The turnover value for H-share was HK$ 44 billion and for red-chip companies – HK$ 15 billion. Also, derivative warrants turnover was at the highest ever – HK$ 15.8 billion.
798 209 trades were concluded, which broke the previous record of 720 072 recorded on June 15. A new high of HK$ 15.7 trillion was reached by the closing market capitalisation, which broke the previous record of HK$ 15.4 trillion set also on June 15.

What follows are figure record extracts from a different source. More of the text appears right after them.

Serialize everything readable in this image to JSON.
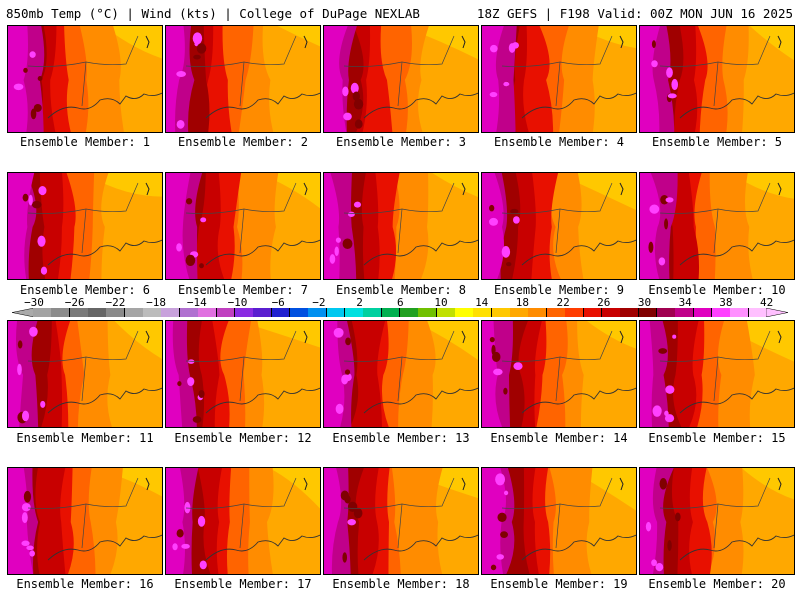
{
  "header": {
    "left": "850mb Temp (°C) | Wind (kts) | College of DuPage NEXLAB",
    "right": "18Z GEFS | F198 Valid: 00Z MON JUN 16 2025"
  },
  "members": [
    "Ensemble Member: 1",
    "Ensemble Member: 2",
    "Ensemble Member: 3",
    "Ensemble Member: 4",
    "Ensemble Member: 5",
    "Ensemble Member: 6",
    "Ensemble Member: 7",
    "Ensemble Member: 8",
    "Ensemble Member: 9",
    "Ensemble Member: 10",
    "Ensemble Member: 11",
    "Ensemble Member: 12",
    "Ensemble Member: 13",
    "Ensemble Member: 14",
    "Ensemble Member: 15",
    "Ensemble Member: 16",
    "Ensemble Member: 17",
    "Ensemble Member: 18",
    "Ensemble Member: 19",
    "Ensemble Member: 20"
  ],
  "colorbar": {
    "ticks": [
      "−30",
      "−26",
      "−22",
      "−18",
      "−14",
      "−10",
      "−6",
      "−2",
      "2",
      "6",
      "10",
      "14",
      "18",
      "22",
      "26",
      "30",
      "34",
      "38",
      "42"
    ],
    "colors": [
      "#a3a3a3",
      "#8c8c8c",
      "#7a7a7a",
      "#666666",
      "#8a8a8a",
      "#a5a5a5",
      "#bcbcbc",
      "#c8a2dc",
      "#b070d0",
      "#e070e0",
      "#c040c0",
      "#8a2be2",
      "#5a1fd0",
      "#2020d0",
      "#0050e0",
      "#0090f0",
      "#00c8f0",
      "#00e0e0",
      "#00d0a0",
      "#00b050",
      "#20a020",
      "#70c000",
      "#c0e000",
      "#ffff00",
      "#ffe000",
      "#ffc800",
      "#ffa800",
      "#ff8c00",
      "#ff6400",
      "#ff3c00",
      "#e81000",
      "#c80000",
      "#a00000",
      "#800000",
      "#a00050",
      "#c0008a",
      "#e000c0",
      "#ff40ff",
      "#ff90ff",
      "#ffc0ff"
    ]
  }
}
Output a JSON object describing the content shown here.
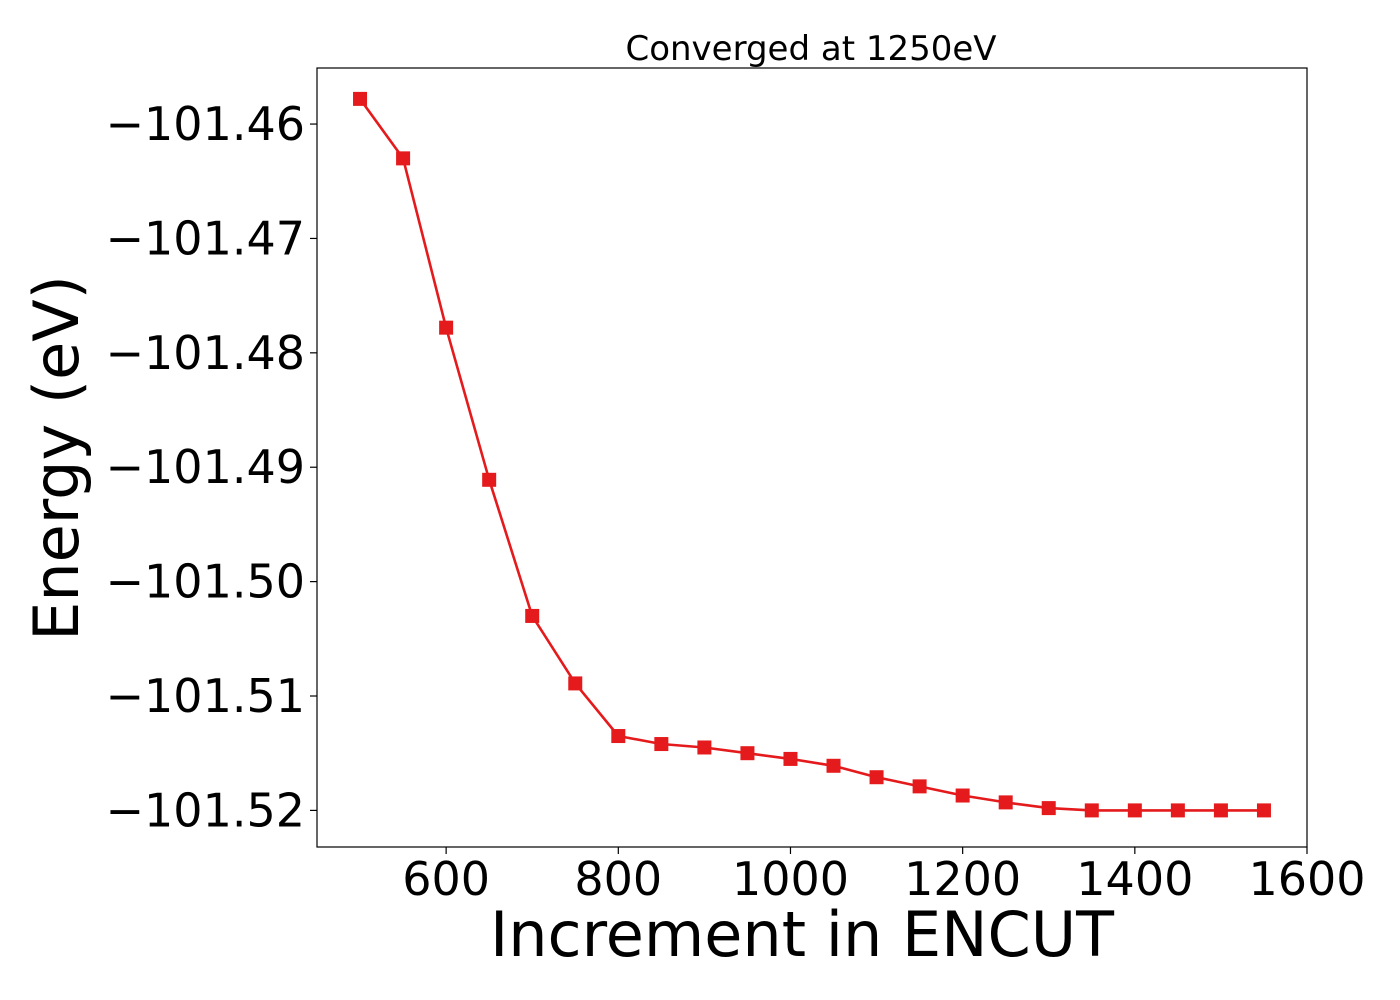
{
  "chart_data": {
    "type": "line",
    "title": "Converged at 1250eV",
    "xlabel": "Increment in ENCUT",
    "ylabel": "Energy (eV)",
    "xlim": [
      450,
      1600
    ],
    "ylim": [
      -101.5232,
      -101.4551
    ],
    "xticks": [
      600,
      800,
      1000,
      1200,
      1400,
      1600
    ],
    "xtick_labels": [
      "600",
      "800",
      "1000",
      "1200",
      "1400",
      "1600"
    ],
    "yticks": [
      -101.46,
      -101.47,
      -101.48,
      -101.49,
      -101.5,
      -101.51,
      -101.52
    ],
    "ytick_labels": [
      "−101.46",
      "−101.47",
      "−101.48",
      "−101.49",
      "−101.50",
      "−101.51",
      "−101.52"
    ],
    "grid": false,
    "series": [
      {
        "color": "#e41a1c",
        "marker": "square",
        "x": [
          500,
          550,
          600,
          650,
          700,
          750,
          800,
          850,
          900,
          950,
          1000,
          1050,
          1100,
          1150,
          1200,
          1250,
          1300,
          1350,
          1400,
          1450,
          1500,
          1550
        ],
        "y": [
          -101.4578,
          -101.463,
          -101.4778,
          -101.4911,
          -101.503,
          -101.5089,
          -101.5135,
          -101.5142,
          -101.5145,
          -101.515,
          -101.5155,
          -101.5161,
          -101.5171,
          -101.5179,
          -101.5187,
          -101.5193,
          -101.5198,
          -101.52,
          -101.52,
          -101.52,
          -101.52,
          -101.52
        ]
      }
    ]
  }
}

Hong Kong Exchanges and Clearing has made a notable progress in the listing of enterprises from Mainland, major state banks and insurance companies includingly. In November 2006, there were 1 159 listed companies in Hong Kong, a market capitalisation was HK$ 12.197 trillion (USD 1.57 trillion), a total of HK$ 424.8 billion equity funds were raised, and an average daily turnover was HK$ 32.8 billion. 354 of the listed companies were from the Mainland – this accounted for 48% of the market capitalisation and as much as 73% of the total equity funds raised.

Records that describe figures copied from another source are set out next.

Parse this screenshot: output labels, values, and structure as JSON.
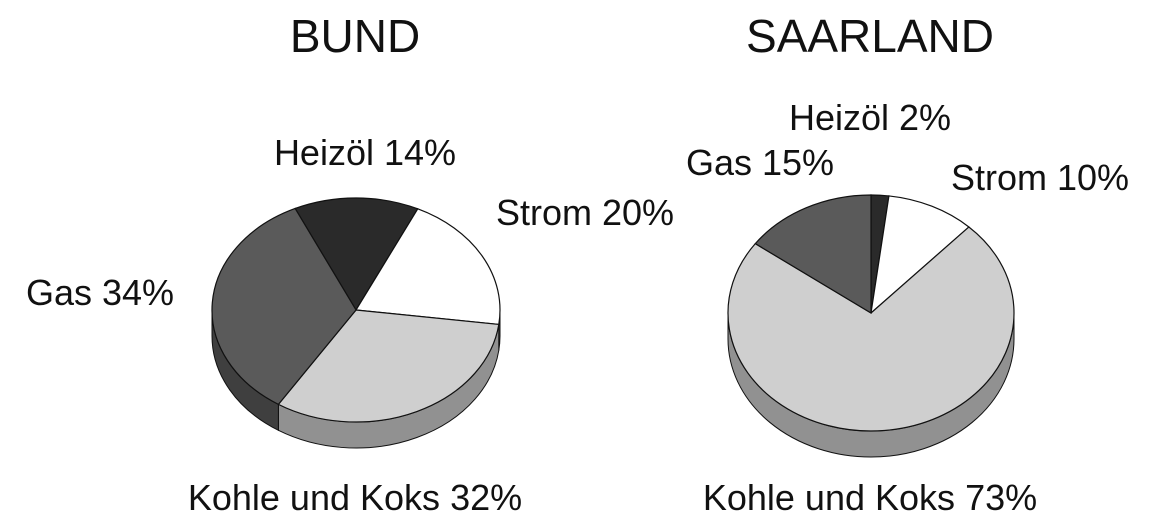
{
  "chart_data": [
    {
      "type": "pie",
      "title": "BUND",
      "categories": [
        "Heizöl",
        "Strom",
        "Kohle und Koks",
        "Gas"
      ],
      "values": [
        14,
        20,
        32,
        34
      ],
      "value_labels": [
        "14%",
        "20%",
        "32%",
        "34%"
      ],
      "colors": [
        "#2a2a2a",
        "#ffffff",
        "#cfcfcf",
        "#5a5a5a"
      ]
    },
    {
      "type": "pie",
      "title": "SAARLAND",
      "categories": [
        "Heizöl",
        "Strom",
        "Kohle und Koks",
        "Gas"
      ],
      "values": [
        2,
        10,
        73,
        15
      ],
      "value_labels": [
        "2%",
        "10%",
        "73%",
        "15%"
      ],
      "colors": [
        "#2a2a2a",
        "#ffffff",
        "#cfcfcf",
        "#5a5a5a"
      ]
    }
  ]
}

Hong Kong Exchanges and Clearing Chief Executive Paul Chow noted that Hong Kong has become the major capital formation centre in the Asian region adding that new challenges and opportunities are emerging for the territory, therefore Hong Kong Exchanges and Clearing has to strengthen its performance and promote its mission to be a leading international marketplace for securities and derivatives products not only in Hong Kong and the Mainland, but also in the rest of Asia.
Under the strategic plan, 16 key initiatives were grouped under 5 key areas the following way:
- Listing (includes such initiatives as complete Growth Enterprise Market review and related market development, implementation of “statutory backing”, opening of the equity listing regime to issuers from overseas jurisdictions);
- Trading (includes improving trading rights regime, addressing barriers to Cash and Derivatives Markets trading, introducing further Mainland-related and renimbi-denominated products, exploring new product and service areas);
- Clearing (includes facilitating overseas-based clearing participants as well as improving investor participant and stock segregated accounts services);
- Corporate (includes strengthening the accountability regime within Hong Kong Exchange, reviewing its organisation structure and resources deployment, consolidating its offices and data centres as well as reviewing fee structure);
- Information technology (reviewing HKEx information technology systems to efficiently improve them).